Continual Pre-Training Mitigates Forgetting in Language and Vision

Andrea Cossu,Tinne Tuytelaars,Antonio Carta,Lucia Passaro,Vincenzo Lomonaco,Davide Bacciu
DOI: https://doi.org/10.48550/arXiv.2205.09357
2022-05-19
Abstract:Pre-trained models are nowadays a fundamental component of machine learning research. In continual learning, they are commonly used to initialize the model before training on the stream of non-stationary data. However, pre-training is rarely applied during continual learning. We formalize and investigate the characteristics of the continual pre-training scenario in both language and vision environments, where a model is continually pre-trained on a stream of incoming data and only later fine-tuned to different downstream tasks. We show that continually pre-trained models are robust against catastrophic forgetting and we provide strong empirical evidence supporting the fact that self-supervised pre-training is more effective in retaining previous knowledge than supervised protocols. Code is provided at <a class="link-external link-https" href="https://github.com/AndreaCossu/continual-pretraining-nlp-vision" rel="external noopener nofollow">this https URL</a> .
Machine Learning,Artificial Intelligence
What problem does this paper attempt to address?

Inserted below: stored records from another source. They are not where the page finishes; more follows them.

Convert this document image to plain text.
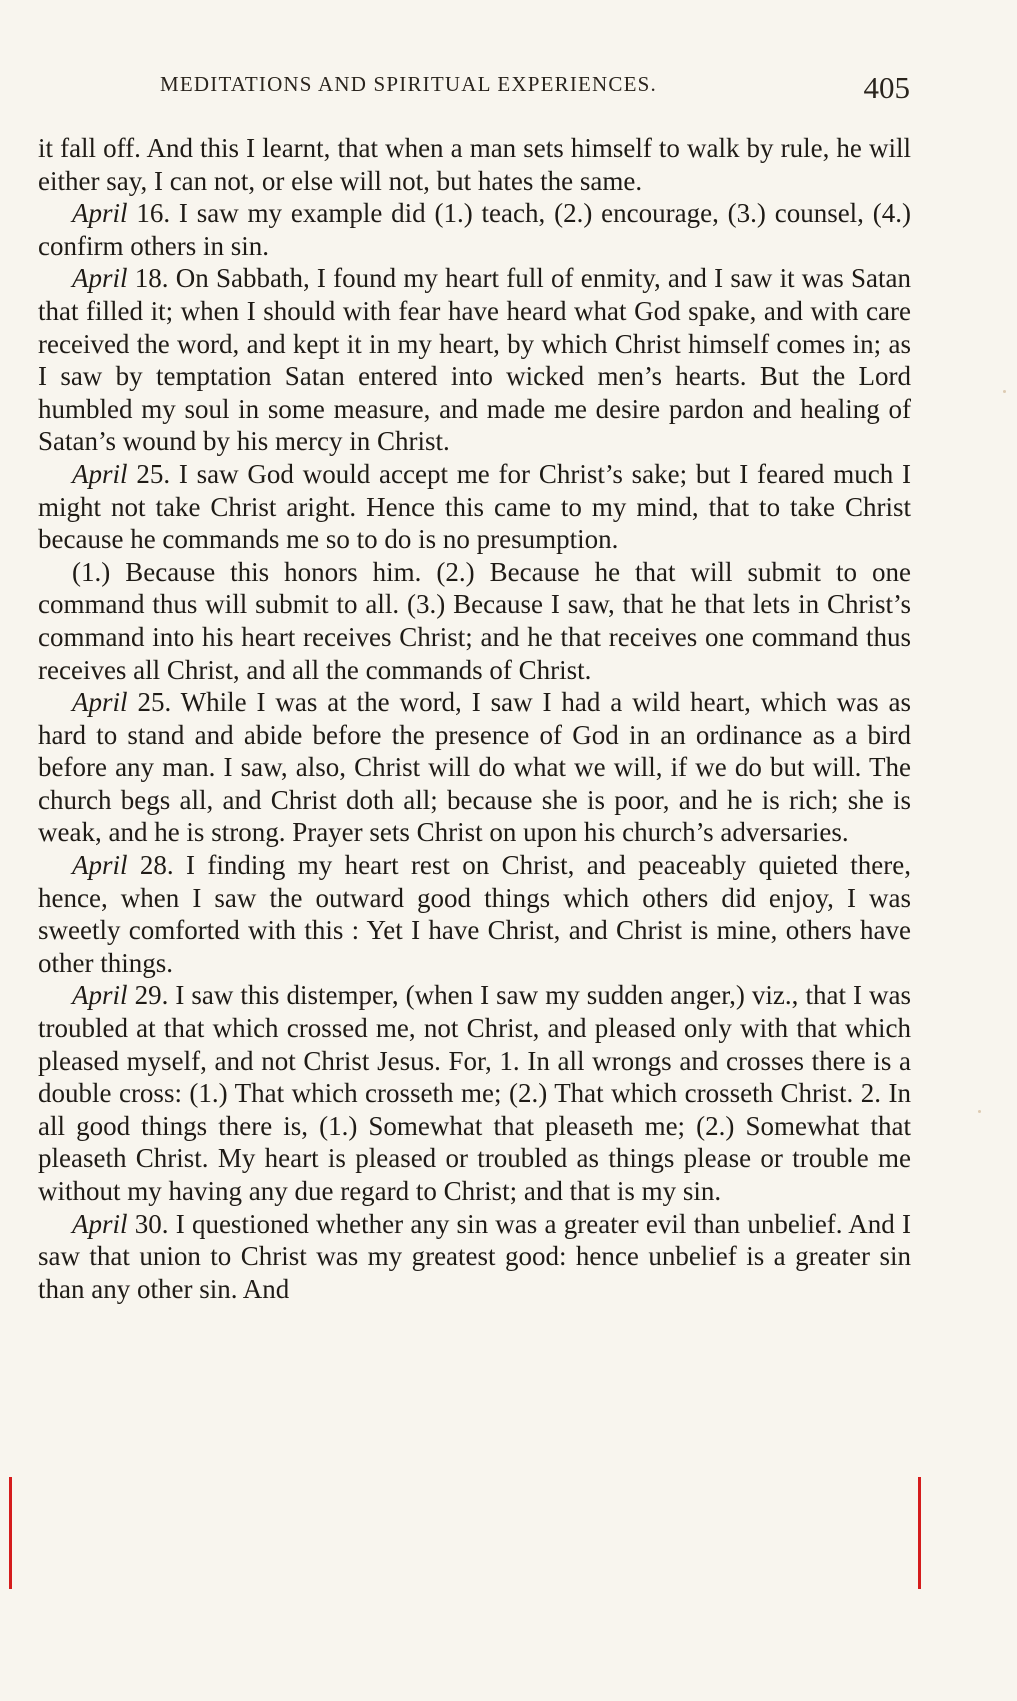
MEDITATIONS AND SPIRITUAL EXPERIENCES.	405

it fall off. And this I learnt, that when a man sets himself to walk by rule, he will either say, I can not, or else will not, but hates the same.

April 16. I saw my example did (1.) teach, (2.) encourage, (3.) counsel, (4.) confirm others in sin.

April 18. On Sabbath, I found my heart full of enmity, and I saw it was Satan that filled it; when I should with fear have heard what God spake, and with care received the word, and kept it in my heart, by which Christ himself comes in; as I saw by temptation Satan entered into wicked men’s hearts. But the Lord humbled my soul in some measure, and made me desire pardon and healing of Satan’s wound by his mercy in Christ.

April 25. I saw God would accept me for Christ’s sake; but I feared much I might not take Christ aright. Hence this came to my mind, that to take Christ because he commands me so to do is no presumption.

(1.) Because this honors him. (2.) Because he that will submit to one command thus will submit to all. (3.) Because I saw, that he that lets in Christ’s command into his heart receives Christ; and he that receives one command thus receives all Christ, and all the commands of Christ.

April 25. While I was at the word, I saw I had a wild heart, which was as hard to stand and abide before the presence of God in an ordinance as a bird before any man. I saw, also, Christ will do what we will, if we do but will. The church begs all, and Christ doth all; because she is poor, and he is rich; she is weak, and he is strong. Prayer sets Christ on upon his church’s adversaries.

April 28. I finding my heart rest on Christ, and peaceably quieted there, hence, when I saw the outward good things which others did enjoy, I was sweetly comforted with this : Yet I have Christ, and Christ is mine, others have other things.

April 29. I saw this distemper, (when I saw my sudden anger,) viz., that I was troubled at that which crossed me, not Christ, and pleased only with that which pleased myself, and not Christ Jesus. For, 1. In all wrongs and crosses there is a double cross: (1.) That which crosseth me; (2.) That which crosseth Christ. 2. In all good things there is, (1.) Somewhat that pleaseth me; (2.) Somewhat that pleaseth Christ. My heart is pleased or troubled as things please or trouble me without my having any due regard to Christ; and that is my sin.

April 30. I questioned whether any sin was a greater evil than unbelief. And I saw that union to Christ was my greatest good: hence unbelief is a greater sin than any other sin. And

The problem that this paper attempts to solve is how to mitigate catastrophic forgetting through continual pre - training in the process of continual learning (CL). Specifically, the paper explores that in the contexts of natural language processing (NLP) and computer vision (CV), the model conducts continual pre - training while continuously receiving new data streams, and then fine - tunes for different downstream tasks. By this method, the model can maintain its ability to remember previous knowledge and improve its performance on new tasks. The main contributions of the paper are as follows: 1. **Formalize the Continual Pre - Training Scenario**: For the first time, the paper formally defines the scenario of continual pre - training and describes an evaluation method to measure the impact of continual pre - training on catastrophic forgetting. 2. **Construct Evaluation Environments for NLP and CV**: In order to comprehensively study the effect of continual pre - training, the paper constructs two evaluation environments based on natural language processing and computer vision tasks respectively, and conducts exhaustive research using different datasets, model architectures, and pre - training protocols. 3. **Prove the Effectiveness of Unsupervised / Self - supervised Pre - training**: Research shows that unsupervised or self - supervised pre - training protocols are more effective in mitigating forgetting than supervised protocols. This indicates that continual pre - training can not only help the model adapt to new data, but also better retain the previously learned knowledge. 4. **Analyze the Changes in the Model Feature Space**: Through linear evaluation of the model feature space and centered kernel alignment (CKA) analysis, the paper further verifies that supervised pre - training will lead to greater feature drift, while self - supervised pre - training can better maintain feature consistency. In conclusion, through a series of experiments and analyses, this paper proves that continual pre - training, as an effective strategy, can help the model maintain the memory of old knowledge and effectively learn new knowledge when facing continuous data streams without significantly increasing additional costs. This has important theoretical and practical significance for applications that need to adapt to changing environments for a long time, such as online learning systems, robotics, etc.